To lodge the mother’s inexhaustible supply of eggs, they have to build for her, within a limited space, the greatest possible number of cells, all of a capacity determined by the ultimate size of the larvæ. This condition exacts a strict economy of the available building-site. No empty gaps, therefore, which would take up unnecessary room and moreover compromise the general solidity of the structure.
Nor is this all. The business-man says to himself:
“Time is money.”
The Wasp, no less busy, says to herself:
“Time is paper; paper means a more spacious dwelling, holding a larger population. [[234]]Let us not waste our materials. Each partition must serve two neighbouring apartments.”
How will the insect set about solving its problem? To begin with, it abandons any circular form. The cylinder, the urn, the cup, the sphere, the gourd, the cupola and the other little structures of their customary art cannot be grouped together without leaving gaps; they supply no party-walls. Only flat surfaces, adjusted according to certain rules, can give the desired economy of space and material. The cells therefore will be prisms, of a length calculated by that of the larvæ.
It remains to decide what form of polygon will serve as the base of these prisms. First of all, it is evident that this polygon will be regular, because the capacity of the cells has to be constant. Once the condition obtains that the grouping must be effected without gaps, figures that were not regular would be subject to variation and would give different capacities in one cell and another. Now of the indefinite number of regular polygons only three can be constructed continuously, without leaving unoccupied spaces. These three are the equilateral triangle, the square, and the hexagon. Which are we to choose? [[235]]

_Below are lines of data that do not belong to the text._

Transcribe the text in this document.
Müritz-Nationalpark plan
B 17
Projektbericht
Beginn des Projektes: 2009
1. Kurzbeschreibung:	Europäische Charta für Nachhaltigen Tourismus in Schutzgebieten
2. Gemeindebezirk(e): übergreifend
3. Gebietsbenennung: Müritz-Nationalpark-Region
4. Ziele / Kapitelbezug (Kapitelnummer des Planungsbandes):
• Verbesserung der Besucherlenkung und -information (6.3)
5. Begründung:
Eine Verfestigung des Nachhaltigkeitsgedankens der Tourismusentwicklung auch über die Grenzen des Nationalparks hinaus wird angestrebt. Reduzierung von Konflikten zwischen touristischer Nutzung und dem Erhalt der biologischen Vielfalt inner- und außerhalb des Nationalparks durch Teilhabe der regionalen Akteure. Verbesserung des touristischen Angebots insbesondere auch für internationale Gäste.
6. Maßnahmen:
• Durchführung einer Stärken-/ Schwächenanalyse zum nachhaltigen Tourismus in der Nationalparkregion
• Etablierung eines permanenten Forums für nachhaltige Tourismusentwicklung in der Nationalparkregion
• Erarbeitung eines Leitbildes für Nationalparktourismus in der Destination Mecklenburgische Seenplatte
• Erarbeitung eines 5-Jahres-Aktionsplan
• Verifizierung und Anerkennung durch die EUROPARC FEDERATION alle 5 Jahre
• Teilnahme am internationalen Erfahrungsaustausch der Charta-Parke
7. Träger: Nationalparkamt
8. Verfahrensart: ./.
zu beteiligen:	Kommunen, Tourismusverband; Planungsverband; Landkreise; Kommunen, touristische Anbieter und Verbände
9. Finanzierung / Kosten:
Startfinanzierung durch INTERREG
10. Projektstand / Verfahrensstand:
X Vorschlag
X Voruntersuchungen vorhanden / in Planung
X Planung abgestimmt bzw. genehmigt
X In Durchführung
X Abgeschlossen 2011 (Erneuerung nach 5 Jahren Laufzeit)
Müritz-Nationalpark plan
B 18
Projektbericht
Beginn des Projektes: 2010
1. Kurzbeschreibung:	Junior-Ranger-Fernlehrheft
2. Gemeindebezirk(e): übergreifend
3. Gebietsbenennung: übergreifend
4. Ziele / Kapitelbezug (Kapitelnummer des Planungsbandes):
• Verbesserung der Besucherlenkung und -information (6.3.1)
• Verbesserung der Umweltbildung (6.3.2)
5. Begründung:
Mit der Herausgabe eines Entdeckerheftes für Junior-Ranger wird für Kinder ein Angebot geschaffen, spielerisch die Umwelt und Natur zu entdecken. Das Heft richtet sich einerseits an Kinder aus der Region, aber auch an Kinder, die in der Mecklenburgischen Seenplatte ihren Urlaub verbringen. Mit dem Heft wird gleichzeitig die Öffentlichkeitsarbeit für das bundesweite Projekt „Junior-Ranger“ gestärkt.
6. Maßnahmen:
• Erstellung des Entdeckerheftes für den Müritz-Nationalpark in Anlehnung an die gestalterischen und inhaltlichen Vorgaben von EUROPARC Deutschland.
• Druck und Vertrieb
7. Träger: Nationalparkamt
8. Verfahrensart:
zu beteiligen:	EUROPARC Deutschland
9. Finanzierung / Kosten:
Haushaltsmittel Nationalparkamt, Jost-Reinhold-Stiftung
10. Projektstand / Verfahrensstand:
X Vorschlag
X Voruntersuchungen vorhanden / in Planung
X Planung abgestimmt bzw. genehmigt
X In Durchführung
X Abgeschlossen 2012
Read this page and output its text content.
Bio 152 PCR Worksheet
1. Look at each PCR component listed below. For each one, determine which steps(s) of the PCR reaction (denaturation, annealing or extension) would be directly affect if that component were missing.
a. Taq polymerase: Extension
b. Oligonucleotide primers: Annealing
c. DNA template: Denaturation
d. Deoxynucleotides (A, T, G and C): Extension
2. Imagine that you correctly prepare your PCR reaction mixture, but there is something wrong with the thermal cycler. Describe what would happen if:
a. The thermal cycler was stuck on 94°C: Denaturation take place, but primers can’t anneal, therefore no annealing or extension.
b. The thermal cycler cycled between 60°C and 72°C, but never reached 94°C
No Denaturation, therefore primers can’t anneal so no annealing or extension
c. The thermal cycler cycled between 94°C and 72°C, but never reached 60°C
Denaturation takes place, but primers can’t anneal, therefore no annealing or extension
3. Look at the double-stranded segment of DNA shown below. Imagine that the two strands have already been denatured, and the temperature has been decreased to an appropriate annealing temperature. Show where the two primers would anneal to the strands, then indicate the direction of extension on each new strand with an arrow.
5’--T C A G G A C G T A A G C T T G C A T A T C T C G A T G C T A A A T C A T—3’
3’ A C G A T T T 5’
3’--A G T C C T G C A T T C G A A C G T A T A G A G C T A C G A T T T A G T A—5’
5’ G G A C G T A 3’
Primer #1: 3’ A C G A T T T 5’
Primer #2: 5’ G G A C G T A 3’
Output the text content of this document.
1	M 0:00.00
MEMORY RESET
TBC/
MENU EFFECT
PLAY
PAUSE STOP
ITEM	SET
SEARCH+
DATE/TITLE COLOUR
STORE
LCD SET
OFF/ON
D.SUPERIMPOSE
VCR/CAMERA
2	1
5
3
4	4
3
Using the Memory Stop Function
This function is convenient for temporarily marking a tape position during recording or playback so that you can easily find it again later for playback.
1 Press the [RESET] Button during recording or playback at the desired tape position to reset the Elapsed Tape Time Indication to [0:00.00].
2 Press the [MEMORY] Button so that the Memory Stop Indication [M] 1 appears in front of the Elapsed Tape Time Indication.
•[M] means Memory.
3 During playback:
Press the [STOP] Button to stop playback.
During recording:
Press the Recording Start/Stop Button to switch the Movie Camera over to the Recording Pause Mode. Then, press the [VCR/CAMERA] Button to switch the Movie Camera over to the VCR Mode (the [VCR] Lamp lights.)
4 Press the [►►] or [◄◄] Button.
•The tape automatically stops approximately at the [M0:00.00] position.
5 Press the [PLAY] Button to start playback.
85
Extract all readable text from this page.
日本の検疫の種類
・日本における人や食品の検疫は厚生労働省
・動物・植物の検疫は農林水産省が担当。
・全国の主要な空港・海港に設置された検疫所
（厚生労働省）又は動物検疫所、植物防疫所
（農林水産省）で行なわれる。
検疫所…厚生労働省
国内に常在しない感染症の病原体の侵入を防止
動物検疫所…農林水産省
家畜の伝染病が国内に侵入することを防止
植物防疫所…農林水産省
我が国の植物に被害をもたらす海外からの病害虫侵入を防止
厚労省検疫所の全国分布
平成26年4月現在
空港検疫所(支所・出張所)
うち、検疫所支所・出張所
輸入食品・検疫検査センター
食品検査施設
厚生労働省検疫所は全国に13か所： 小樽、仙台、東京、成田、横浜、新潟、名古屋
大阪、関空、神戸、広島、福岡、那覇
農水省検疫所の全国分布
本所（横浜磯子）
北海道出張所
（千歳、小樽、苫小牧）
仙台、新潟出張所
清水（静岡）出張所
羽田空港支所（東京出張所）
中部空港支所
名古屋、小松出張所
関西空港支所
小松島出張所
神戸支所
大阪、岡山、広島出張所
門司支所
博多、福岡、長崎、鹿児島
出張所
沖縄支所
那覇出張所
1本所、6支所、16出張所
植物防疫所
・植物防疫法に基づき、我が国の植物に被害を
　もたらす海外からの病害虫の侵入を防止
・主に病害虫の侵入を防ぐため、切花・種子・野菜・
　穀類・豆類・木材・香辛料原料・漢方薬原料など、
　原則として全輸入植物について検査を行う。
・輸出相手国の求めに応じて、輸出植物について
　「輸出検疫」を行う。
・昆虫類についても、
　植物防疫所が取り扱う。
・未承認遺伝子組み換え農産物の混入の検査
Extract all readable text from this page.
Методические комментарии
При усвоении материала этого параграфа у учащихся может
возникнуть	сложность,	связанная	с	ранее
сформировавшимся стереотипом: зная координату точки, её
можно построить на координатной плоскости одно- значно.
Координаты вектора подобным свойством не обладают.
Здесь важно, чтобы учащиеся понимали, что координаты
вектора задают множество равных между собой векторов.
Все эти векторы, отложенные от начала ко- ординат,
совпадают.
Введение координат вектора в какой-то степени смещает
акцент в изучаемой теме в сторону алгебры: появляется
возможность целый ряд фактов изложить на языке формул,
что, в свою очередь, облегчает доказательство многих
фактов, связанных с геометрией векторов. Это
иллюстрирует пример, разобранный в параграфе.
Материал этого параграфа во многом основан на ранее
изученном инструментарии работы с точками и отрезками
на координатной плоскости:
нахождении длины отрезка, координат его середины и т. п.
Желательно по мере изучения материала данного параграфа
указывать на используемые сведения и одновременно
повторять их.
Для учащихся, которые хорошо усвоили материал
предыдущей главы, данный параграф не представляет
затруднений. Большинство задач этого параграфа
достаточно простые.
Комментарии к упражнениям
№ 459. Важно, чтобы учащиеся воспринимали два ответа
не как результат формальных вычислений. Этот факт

The one that will approximate most closely to the circumference of a circle and hence be best adapted to the cylindrical form of the larva; the one that, with a containing wall of the same extent, will yield the greatest capacity, a condition essential to the free growth of the grubs. Of the three regular figures that can be assembled without vacant intervals, our geometry suggests the hexagon; and it is the hexagon and none other that is chosen by the geometry of the Wasps. The cells are hexagonal prisms.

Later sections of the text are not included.